The identification of Regions of Interest (ROIs) was obtained by applying this method on the pixel level of the drone images. Quartiles were applied on NDVI (Normalised Difference Vegetation Index), DEM (Digital Elevation Model), and Thermal images. All results were appraised with the information provided by the golf course superintendent.
• Unhealthy: all values, from NDVI images, below Q3 were identified as being in poor health.
• Water-stressed: all values, from thermal images, above Q3 were recognized as regions lacking water.
In Figure 6, it can be seen the identified water-stressed areas which correspond to the dark red regions on the thermal image.
• Waterlogged: to find flooded regions, the three types of images were used.
- NDVI: all values below Q3.
- Themal: all values below or equal to the mean.
- DEM: manual work to identify topographically susceptible regions (ex. Areas at the bottom of an inclined slope are prone to waterlogging).
Then by combining all values (to get a higher probability), common affected regions were identified as waterlogged. Figure 7 shows the identified waterlogged areas on Fairway 2 that correspond to the noticeable brown regions displayed on the RGB image.
B. What is cluster analysis? How was it used to spot unhealthy zones?
Cluster analysis is a main task in EDA. It is used in many fields including machine learning to investigate the structure of data and discover its natural groupings. In other words, it finds the points that are similar to each other which is very useful for feature engineering. There are various algorithms with a different notion of what a cluster is (see Figure 8). Typical cluster models include:
- Centroid-based: the k-means algorithm, in which each observation belongs to the cluster with the nearest centroid (mean).

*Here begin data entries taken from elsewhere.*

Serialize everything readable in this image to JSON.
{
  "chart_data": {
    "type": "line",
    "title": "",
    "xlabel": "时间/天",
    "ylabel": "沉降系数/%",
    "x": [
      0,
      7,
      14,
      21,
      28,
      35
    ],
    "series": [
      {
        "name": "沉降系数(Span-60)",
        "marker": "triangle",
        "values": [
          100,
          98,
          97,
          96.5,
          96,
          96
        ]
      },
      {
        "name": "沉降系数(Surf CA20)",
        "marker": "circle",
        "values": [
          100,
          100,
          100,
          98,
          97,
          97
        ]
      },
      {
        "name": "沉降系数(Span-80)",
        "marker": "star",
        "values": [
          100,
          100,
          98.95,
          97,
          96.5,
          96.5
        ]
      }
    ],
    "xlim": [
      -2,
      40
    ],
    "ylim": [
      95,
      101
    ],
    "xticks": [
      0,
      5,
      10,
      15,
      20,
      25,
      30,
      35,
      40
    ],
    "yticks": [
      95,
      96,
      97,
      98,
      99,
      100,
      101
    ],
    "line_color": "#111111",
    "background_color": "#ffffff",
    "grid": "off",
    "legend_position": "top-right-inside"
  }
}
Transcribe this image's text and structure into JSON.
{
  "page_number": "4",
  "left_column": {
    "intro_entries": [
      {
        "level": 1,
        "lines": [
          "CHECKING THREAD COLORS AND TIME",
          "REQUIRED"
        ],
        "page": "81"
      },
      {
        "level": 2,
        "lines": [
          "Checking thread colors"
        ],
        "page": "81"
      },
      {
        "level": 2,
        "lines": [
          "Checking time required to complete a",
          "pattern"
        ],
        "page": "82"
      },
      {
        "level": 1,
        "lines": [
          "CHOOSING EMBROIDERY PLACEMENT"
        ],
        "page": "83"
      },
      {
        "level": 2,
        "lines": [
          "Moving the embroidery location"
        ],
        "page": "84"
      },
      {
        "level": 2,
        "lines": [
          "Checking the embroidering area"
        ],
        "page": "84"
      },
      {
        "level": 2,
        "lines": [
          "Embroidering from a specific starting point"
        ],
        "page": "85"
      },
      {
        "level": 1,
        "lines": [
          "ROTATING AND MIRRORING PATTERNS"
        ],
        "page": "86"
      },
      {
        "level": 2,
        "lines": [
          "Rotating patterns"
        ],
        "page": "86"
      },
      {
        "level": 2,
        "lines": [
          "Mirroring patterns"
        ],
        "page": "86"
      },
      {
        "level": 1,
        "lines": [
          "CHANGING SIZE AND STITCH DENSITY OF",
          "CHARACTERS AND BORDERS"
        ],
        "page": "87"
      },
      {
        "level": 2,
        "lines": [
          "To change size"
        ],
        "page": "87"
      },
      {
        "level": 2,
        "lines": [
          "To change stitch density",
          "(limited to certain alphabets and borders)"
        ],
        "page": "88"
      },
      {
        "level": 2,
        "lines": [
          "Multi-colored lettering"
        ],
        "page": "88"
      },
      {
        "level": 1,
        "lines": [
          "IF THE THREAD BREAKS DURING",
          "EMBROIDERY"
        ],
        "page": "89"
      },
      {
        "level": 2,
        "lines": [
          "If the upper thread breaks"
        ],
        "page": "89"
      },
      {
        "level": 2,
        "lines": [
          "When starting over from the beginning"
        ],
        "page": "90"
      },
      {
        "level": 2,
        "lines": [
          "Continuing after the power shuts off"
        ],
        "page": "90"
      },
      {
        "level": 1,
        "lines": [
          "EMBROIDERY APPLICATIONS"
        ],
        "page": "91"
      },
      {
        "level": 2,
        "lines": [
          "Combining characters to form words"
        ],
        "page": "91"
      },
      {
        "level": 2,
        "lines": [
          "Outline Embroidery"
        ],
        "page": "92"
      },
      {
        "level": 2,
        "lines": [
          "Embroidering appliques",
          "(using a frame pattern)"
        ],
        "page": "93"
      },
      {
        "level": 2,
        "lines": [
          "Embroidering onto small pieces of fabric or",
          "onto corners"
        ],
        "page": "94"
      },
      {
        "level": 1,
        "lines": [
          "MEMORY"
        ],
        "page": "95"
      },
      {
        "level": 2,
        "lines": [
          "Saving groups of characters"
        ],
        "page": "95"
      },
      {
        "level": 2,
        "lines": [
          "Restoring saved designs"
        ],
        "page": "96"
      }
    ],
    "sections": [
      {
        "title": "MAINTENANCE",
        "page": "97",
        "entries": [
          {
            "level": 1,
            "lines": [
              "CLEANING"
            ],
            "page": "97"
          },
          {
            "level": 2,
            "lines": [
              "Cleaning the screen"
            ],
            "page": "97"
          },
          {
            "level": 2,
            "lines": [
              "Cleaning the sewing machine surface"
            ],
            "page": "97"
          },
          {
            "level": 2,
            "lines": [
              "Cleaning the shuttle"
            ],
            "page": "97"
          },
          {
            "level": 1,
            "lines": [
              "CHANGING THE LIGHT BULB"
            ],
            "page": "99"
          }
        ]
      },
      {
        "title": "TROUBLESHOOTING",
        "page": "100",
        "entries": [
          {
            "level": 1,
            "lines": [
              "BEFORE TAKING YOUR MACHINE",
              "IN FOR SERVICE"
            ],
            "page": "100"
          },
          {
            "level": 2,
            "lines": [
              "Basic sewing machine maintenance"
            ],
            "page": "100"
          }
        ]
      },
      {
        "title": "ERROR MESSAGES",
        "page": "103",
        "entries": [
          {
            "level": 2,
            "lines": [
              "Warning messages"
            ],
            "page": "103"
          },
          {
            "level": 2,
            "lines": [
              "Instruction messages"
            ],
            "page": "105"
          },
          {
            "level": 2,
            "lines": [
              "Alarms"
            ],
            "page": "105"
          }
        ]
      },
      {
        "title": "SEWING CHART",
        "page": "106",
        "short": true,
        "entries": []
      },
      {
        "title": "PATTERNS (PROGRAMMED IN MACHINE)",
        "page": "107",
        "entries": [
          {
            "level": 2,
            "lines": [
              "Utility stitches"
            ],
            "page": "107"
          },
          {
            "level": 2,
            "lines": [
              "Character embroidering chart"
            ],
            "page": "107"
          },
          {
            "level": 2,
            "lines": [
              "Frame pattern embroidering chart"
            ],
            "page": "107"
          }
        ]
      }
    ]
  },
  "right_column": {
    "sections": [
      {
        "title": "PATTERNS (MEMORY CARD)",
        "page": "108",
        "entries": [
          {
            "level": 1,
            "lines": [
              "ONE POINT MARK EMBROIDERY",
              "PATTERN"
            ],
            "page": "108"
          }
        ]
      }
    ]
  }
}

- Density-based: the Density-based spatial clustering of applications with noise (DBSCAN) algorithm, which defines clusters by density.
Both algorithms, k-means and DBSCAN were tested on NDVI, Thermal as well as Slope (calculated from DEM). But the latter yielded unsatisfactory results. Slope was used to account for the different natures of flat regions as opposed to steeper regions. Ex. proneness to waterlogging.
All results were inspected against the information provided by the golf course superintendent.
Figure 9, showcases the balanced clustering sizes and spatial distribution from the 17th of june imagery. These results become functional tools to quickly highlight areas that need closer inspection.
Finally, the spatial distribution of the class also provides insights into emerging patterns.
Climate change poses serious threats to the availability of essential-to-life resources, like water. Therefore, sustainability is an asset for any type of corporation as it provides fiscal advantages and new business opportunities.
Good data or data-centric approach, seeks to focus on the importance of high quality data rather than quantity. For this purpose, EDA is useful to better understand datasets and determine what data to aggregate and/or delete.
In this project quartiles and cluster analysis (frequently used in EDA) were applied to assess turf health of a golf course, specifically to locate waterlogged and water-stressed areas. Both proved to be effective to prepare a baseline which later can be used to benchmark more complex algorithms, and to specify what type of data needs to be collected.